I find the same lack of specificity in a lot of writing about Crumb. His greatness is assumed, not demonstrated. Crumb’s published for over half a century, and people have written about that work for almost as long. I’ve read critical writing about comics for 30 years, and inevitably Crumb’s the subject of a fair portion of that. But I’ve yet to find a piece that establishes what’s valuable in his comics.

I’ve recently come out as being numb to Crumb and this piece finally made me feel ok about that! It always just seems that people liked Crumb because he can draw like the dickens and they like that and that’s it.

Doherty refers in his article to Robert Hughes, who loved Crumb’s work and compared him to Breughel and Gillray. The problem is that Hughes (in the article Doherty quotes) argues that Crumb’s effective because his work refers to shared emotional experiences with the audience. But this says nothing to those who don’t share those emotional experiences and so are unmoved by Crumb. It says only that those who like his work will find his work the sort of thing they like.

Bingo!

§ The great Gary Panter is known for his punk comics and designing Pee Wee’s Playhouse, but he also designed this wild ad for Crunch Gym in the 90s – with animation by Tissa David and voices by James Urbaniak. Sadly it never aired. Crunch was my gym then (and still)  and I would have worked out even harder had this run.

§ Cartoonist Chuck Forsman is the voice of Netflix. I Am Not Okay With This, the second series based on a Forsman comic, will be produced by the Stranger Things teams.
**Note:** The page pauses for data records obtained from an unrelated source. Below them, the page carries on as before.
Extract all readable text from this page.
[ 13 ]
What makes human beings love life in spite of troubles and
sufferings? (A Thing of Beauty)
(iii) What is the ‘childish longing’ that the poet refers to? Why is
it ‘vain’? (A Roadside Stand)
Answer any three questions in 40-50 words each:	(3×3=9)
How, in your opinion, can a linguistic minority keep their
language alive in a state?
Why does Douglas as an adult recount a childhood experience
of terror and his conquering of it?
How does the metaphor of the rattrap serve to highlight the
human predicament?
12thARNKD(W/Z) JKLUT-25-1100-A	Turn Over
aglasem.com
It’s a YA series, and Nancy Drew and the Hidden Staircase star Sophia Lillis will star, Deadline tells us. 

Other series regulars include Wyatt Oleff (It Chapter Two, Guardians of the Galaxy); Sofia Bryant(The Good Wife,  The Code), and Kathleen Rose Perkins (You’re the Worst). Aidan Wojtak-Hissong and Richard Ellis have been tapped for recurring roles.
Based on the Charles Forsman graphic novel, I Am Not OK With This follows a teenage girl navigating the trials and tribulations of high school, while dealing with the complexities of her family, her budding sexuality, and mysterious superpowers that are beginning to awaken within her.
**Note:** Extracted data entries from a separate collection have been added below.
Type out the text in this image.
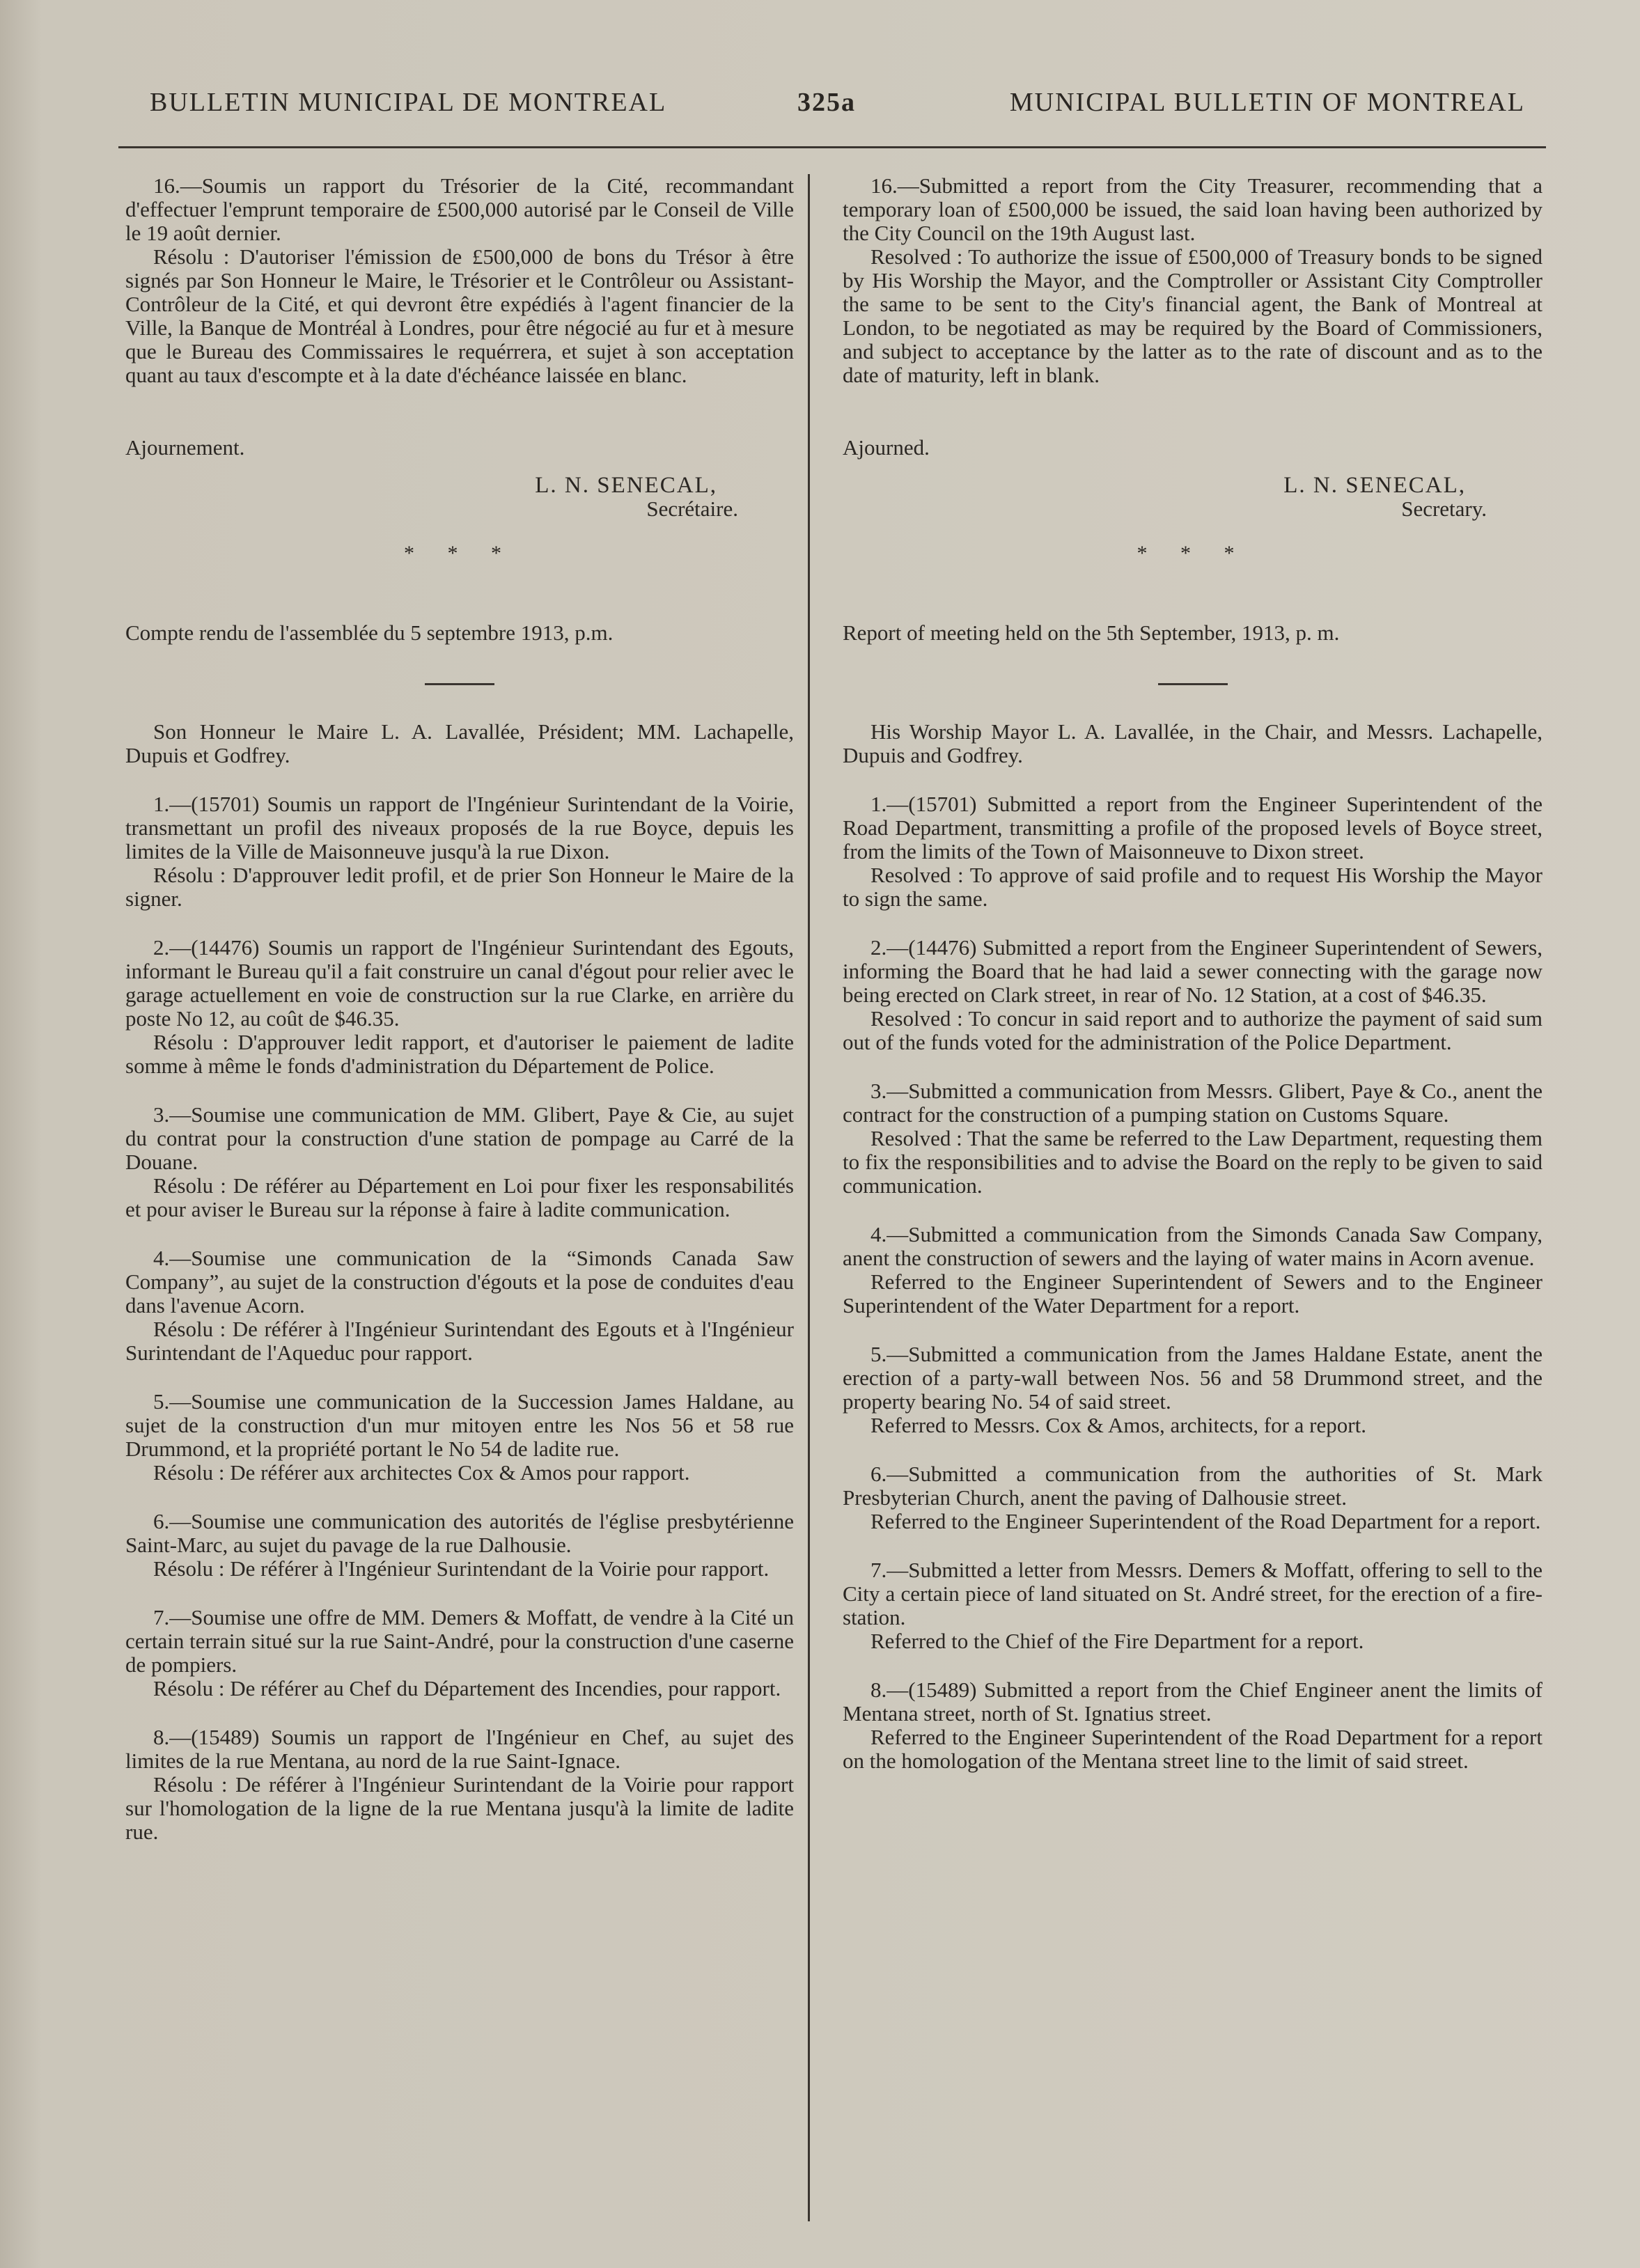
BULLETIN MUNICIPAL DE MONTREAL	325a	MUNICIPAL BULLETIN OF MONTREAL

16.—Soumis un rapport du Trésorier de la Cité, recommandant d'effectuer l'emprunt temporaire de £500,000 autorisé par le Conseil de Ville le 19 août dernier.

Résolu : D'autoriser l'émission de £500,000 de bons du Trésor à être signés par Son Honneur le Maire, le Trésorier et le Contrôleur ou Assistant-Contrôleur de la Cité, et qui devront être expédiés à l'agent financier de la Ville, la Banque de Montréal à Londres, pour être négocié au fur et à mesure que le Bureau des Commissaires le requérrera, et sujet à son acceptation quant au taux d'escompte et à la date d'échéance laissée en blanc.

Ajournement.

L. N. SENECAL,
Secrétaire.
* * *

Compte rendu de l'assemblée du 5 septembre 1913, p.m.

Son Honneur le Maire L. A. Lavallée, Président; MM. Lachapelle, Dupuis et Godfrey.

1.—(15701) Soumis un rapport de l'Ingénieur Surintendant de la Voirie, transmettant un profil des niveaux proposés de la rue Boyce, depuis les limites de la Ville de Maisonneuve jusqu'à la rue Dixon.

Résolu : D'approuver ledit profil, et de prier Son Honneur le Maire de la signer.

2.—(14476) Soumis un rapport de l'Ingénieur Surintendant des Egouts, informant le Bureau qu'il a fait construire un canal d'égout pour relier avec le garage actuellement en voie de construction sur la rue Clarke, en arrière du poste No 12, au coût de $46.35.

Résolu : D'approuver ledit rapport, et d'autoriser le paiement de ladite somme à même le fonds d'administration du Département de Police.

3.—Soumise une communication de MM. Glibert, Paye & Cie, au sujet du contrat pour la construction d'une station de pompage au Carré de la Douane.

Résolu : De référer au Département en Loi pour fixer les responsabilités et pour aviser le Bureau sur la réponse à faire à ladite communication.

4.—Soumise une communication de la “Simonds Canada Saw Company”, au sujet de la construction d'égouts et la pose de conduites d'eau dans l'avenue Acorn.

Résolu : De référer à l'Ingénieur Surintendant des Egouts et à l'Ingénieur Surintendant de l'Aqueduc pour rapport.

5.—Soumise une communication de la Succession James Haldane, au sujet de la construction d'un mur mitoyen entre les Nos 56 et 58 rue Drummond, et la propriété portant le No 54 de ladite rue.

Résolu : De référer aux architectes Cox & Amos pour rapport.

6.—Soumise une communication des autorités de l'église presbytérienne Saint-Marc, au sujet du pavage de la rue Dalhousie.

Résolu : De référer à l'Ingénieur Surintendant de la Voirie pour rapport.

7.—Soumise une offre de MM. Demers & Moffatt, de vendre à la Cité un certain terrain situé sur la rue Saint-André, pour la construction d'une caserne de pompiers.

Résolu : De référer au Chef du Département des Incendies, pour rapport.

8.—(15489) Soumis un rapport de l'Ingénieur en Chef, au sujet des limites de la rue Mentana, au nord de la rue Saint-Ignace.

Résolu : De référer à l'Ingénieur Surintendant de la Voirie pour rapport sur l'homologation de la ligne de la rue Mentana jusqu'à la limite de ladite rue.

16.—Submitted a report from the City Treasurer, recommending that a temporary loan of £500,000 be issued, the said loan having been authorized by the City Council on the 19th August last.

Resolved : To authorize the issue of £500,000 of Treasury bonds to be signed by His Worship the Mayor, and the Comptroller or Assistant City Comptroller the same to be sent to the City's financial agent, the Bank of Montreal at London, to be negotiated as may be required by the Board of Commissioners, and subject to acceptance by the latter as to the rate of discount and as to the date of maturity, left in blank.

Ajourned.

L. N. SENECAL,
Secretary.
* * *

Report of meeting held on the 5th September, 1913, p. m.

His Worship Mayor L. A. Lavallée, in the Chair, and Messrs. Lachapelle, Dupuis and Godfrey.

1.—(15701) Submitted a report from the Engineer Superintendent of the Road Department, transmitting a profile of the proposed levels of Boyce street, from the limits of the Town of Maisonneuve to Dixon street.

Resolved : To approve of said profile and to request His Worship the Mayor to sign the same.

2.—(14476) Submitted a report from the Engineer Superintendent of Sewers, informing the Board that he had laid a sewer connecting with the garage now being erected on Clark street, in rear of No. 12 Station, at a cost of $46.35.

Resolved : To concur in said report and to authorize the payment of said sum out of the funds voted for the administration of the Police Department.

3.—Submitted a communication from Messrs. Glibert, Paye & Co., anent the contract for the construction of a pumping station on Customs Square.

Resolved : That the same be referred to the Law Department, requesting them to fix the responsibilities and to advise the Board on the reply to be given to said communication.

4.—Submitted a communication from the Simonds Canada Saw Company, anent the construction of sewers and the laying of water mains in Acorn avenue.

Referred to the Engineer Superintendent of Sewers and to the Engineer Superintendent of the Water Department for a report.

5.—Submitted a communication from the James Haldane Estate, anent the erection of a party-wall between Nos. 56 and 58 Drummond street, and the property bearing No. 54 of said street.

Referred to Messrs. Cox & Amos, architects, for a report.

6.—Submitted a communication from the authorities of St. Mark Presbyterian Church, anent the paving of Dalhousie street.

Referred to the Engineer Superintendent of the Road Department for a report.

7.—Submitted a letter from Messrs. Demers & Moffatt, offering to sell to the City a certain piece of land situated on St. André street, for the erection of a fire-station.

Referred to the Chief of the Fire Department for a report.

8.—(15489) Submitted a report from the Chief Engineer anent the limits of Mentana street, north of St. Ignatius street.

Referred to the Engineer Superintendent of the Road Department for a report on the homologation of the Mentana street line to the limit of said street.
The series will be filmed in Pittsburgh. Maybe Frank Santoro will show up in it.
§ What is George R. R. Martin doing now that he doesn’t really have to finish his A Song of Ice and Fire now that the TV show did it for him? Oh, many things.

As confirmed Sunday in Microsoft’s keynote at the 2019 Electronic Entertainment Expo (or E3), Martin is currently collaborating with FromSoftware on Elden Ring, his first non-Game of Thrones video game, according to the Verge.

Even without Elden Ring, Martin was already plenty busy doing things that are not writing The Winds of Winter and A Dream of Spring. He’s collaborating with HBO on multiple Game of Thrones spin-offs, including Jane Goldman’s prequel series starring Naomi Watts, for which he’s writing the pilot. He also executive produced Syfy’s Nightflyers series, based on his novella, though that was canceled after one season. And let’s not forget the other adaptation Martin has in the works: Wild Cards, which Hulu is currently developing as multiple series. Finally, he’s collaborating with HBO and his protegé, Nnedi Okorafor, on a series adaptation of Okorafor’s 2010 novel Who Fears Death.

Given the noxious response to the show’s ending, is it any wonder that Martin wants nothing to do with disappointing his fans further? Let them write their own endings and live a peaceful life.